The Ceriatone DC30 Lives!!!
I received the few small part I needed to finish the Ceriatone DC30 last night, so after getting the kids to bed I fired up my soldering station and set to work. I thought it would be a simple matter of soldering the wires onto the half-power switch, soldering in the 68 ohm 10 watt power resistor and hooking up the B+ from the filter caps to the output transformer. It wasn’t quite that simple. I had left a bit too much of the leads from the 16/8/4 ohm taps on the output transformer to the impedance selector switch, so I had to redo those connections, and I wasn’t happy with the wiring from the impedance selector to the speaker polarity switch, so I redid that as as well. There were I a few other connections wanted to change as well, so I probably spent two hours finishing things up and another hour going over the layout and connections to make sure I had everything done right.
By this time it was around midnight and I should have gone to sleep. Did I? Nope, I put some tubes in and checked voltages. The 6.3V heaters were fine, as expected, but the B+ was a bit higher than I anticipated—about 360V rather than the 325V I thought I would see. Interestingly, switching the amp from full- to half-power dropped the B+ from 360V down to 350V. Still a bit high, I think, so I’m going to check with Nik to see what I should expect and then go back over everything with a second, third and fourth time.
And, of course, I couldn’t help myself… I had to plug in a guitar to see what would happen. I grabbed the Weddington and a guitar cable, plugged into the clean channel with all the controls set to 0 and slowly brought the volume and master volume up. Guess what, the amp came alive! I found out very quickly that the master volume had to be pulled out to be engaged; with it disengaged, the amp is damn loud, even with the channel volume barely cracked. The clean channel was clean, though it would get some hair if the channel volume was cranked, and the gain channel was, well, higher gain. It wasn’t Marshall crunch, but I could get some good Voxy gain tones even without spending too much time tweaking the settings. It was also after 1:00 am and my wife, patient though she is, didn’t want me to wake the kids—or the neighbors—with the amp dimed.
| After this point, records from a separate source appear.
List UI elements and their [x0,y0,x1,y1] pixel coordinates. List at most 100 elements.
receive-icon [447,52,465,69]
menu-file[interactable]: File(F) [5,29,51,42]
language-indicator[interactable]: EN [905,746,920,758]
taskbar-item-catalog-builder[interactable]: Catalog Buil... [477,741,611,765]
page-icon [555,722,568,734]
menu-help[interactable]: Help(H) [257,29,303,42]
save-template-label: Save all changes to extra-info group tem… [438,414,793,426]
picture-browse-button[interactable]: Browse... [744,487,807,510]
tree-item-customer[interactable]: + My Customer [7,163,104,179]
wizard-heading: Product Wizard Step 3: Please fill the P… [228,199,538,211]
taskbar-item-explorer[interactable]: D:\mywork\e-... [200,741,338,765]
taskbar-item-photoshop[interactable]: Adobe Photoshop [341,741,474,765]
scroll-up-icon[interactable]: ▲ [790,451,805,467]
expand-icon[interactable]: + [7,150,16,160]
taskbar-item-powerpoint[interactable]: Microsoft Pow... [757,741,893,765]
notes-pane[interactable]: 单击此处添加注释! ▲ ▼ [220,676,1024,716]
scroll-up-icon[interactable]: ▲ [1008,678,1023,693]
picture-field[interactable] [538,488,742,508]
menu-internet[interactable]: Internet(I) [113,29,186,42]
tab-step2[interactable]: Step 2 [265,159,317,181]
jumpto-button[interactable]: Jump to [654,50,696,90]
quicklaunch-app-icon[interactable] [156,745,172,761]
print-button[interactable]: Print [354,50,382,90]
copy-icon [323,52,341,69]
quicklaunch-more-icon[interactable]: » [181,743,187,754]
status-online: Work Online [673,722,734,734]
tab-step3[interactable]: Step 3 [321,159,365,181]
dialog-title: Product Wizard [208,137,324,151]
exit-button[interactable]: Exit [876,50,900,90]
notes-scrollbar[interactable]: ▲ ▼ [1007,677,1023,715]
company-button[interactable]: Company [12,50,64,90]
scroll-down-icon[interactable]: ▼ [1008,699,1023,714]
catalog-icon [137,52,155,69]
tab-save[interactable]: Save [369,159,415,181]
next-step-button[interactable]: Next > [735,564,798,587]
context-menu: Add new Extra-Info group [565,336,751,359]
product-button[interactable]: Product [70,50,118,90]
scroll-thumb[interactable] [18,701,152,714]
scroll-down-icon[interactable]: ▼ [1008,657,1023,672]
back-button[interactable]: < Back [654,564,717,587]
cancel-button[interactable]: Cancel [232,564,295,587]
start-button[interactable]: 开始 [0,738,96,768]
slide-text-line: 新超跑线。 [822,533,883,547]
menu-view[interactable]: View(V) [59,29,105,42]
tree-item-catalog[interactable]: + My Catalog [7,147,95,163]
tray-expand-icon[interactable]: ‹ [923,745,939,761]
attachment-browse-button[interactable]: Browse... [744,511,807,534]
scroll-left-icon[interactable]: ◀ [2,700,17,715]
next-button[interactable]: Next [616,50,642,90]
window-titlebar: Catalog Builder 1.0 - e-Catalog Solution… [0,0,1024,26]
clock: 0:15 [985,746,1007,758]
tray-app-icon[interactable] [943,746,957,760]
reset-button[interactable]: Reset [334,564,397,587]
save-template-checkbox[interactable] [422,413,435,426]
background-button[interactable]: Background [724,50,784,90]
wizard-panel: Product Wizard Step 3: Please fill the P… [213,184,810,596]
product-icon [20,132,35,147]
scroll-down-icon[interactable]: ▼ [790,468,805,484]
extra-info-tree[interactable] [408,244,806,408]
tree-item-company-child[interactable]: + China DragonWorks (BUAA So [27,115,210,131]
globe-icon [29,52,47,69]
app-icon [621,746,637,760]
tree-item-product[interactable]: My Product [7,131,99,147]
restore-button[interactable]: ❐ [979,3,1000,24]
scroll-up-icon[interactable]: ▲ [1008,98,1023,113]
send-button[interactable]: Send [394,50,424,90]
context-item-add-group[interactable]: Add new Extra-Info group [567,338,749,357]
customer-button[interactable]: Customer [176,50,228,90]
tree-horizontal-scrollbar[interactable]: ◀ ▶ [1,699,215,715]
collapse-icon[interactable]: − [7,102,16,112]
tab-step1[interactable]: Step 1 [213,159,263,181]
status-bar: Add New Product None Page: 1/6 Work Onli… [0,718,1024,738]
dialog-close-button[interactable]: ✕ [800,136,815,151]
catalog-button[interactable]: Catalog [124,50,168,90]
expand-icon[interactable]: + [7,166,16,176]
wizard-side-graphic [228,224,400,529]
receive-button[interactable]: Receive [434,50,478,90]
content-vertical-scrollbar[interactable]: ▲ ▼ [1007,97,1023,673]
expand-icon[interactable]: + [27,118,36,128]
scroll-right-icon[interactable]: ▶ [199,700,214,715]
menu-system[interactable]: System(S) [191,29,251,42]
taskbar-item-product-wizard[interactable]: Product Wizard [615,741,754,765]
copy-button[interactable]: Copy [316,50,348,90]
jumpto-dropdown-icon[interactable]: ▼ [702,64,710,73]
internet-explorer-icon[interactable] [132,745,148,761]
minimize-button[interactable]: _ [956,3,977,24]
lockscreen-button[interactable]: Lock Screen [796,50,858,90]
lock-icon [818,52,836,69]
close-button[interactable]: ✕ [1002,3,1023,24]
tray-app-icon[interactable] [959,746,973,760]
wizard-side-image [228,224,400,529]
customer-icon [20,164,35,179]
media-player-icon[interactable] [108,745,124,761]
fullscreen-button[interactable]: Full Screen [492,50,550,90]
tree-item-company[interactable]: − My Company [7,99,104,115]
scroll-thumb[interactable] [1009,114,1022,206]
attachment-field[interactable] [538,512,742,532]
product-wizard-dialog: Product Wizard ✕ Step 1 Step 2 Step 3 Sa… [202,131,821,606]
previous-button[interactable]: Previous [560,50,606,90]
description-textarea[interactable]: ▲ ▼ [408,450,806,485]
Now I can see why so many people on The Gear Page have commented that Matchless DC30s aren’t bedroom amps. This is a massively loud amplifier. The master and channel volumes helped keep it manageable for basement levels, but it’s too loud for late night practicing. I found that the master volume is touchy at lower settings, so I was using the channel volume to control the amp. Power scaling or an attenuator is definitely required to use this as a late night practice amp.
Problems? Aside from the higher than anticipated B+, it seems to be working. I did notice that when the master volume disengaged, or cranked, the amp hums a bit. This may be due to the high B+, or it may be due to how I routed some of the wires in the output stage. I’ll figure it out. Regardless, with the master turned down, the amp was fairly quiet though not silent.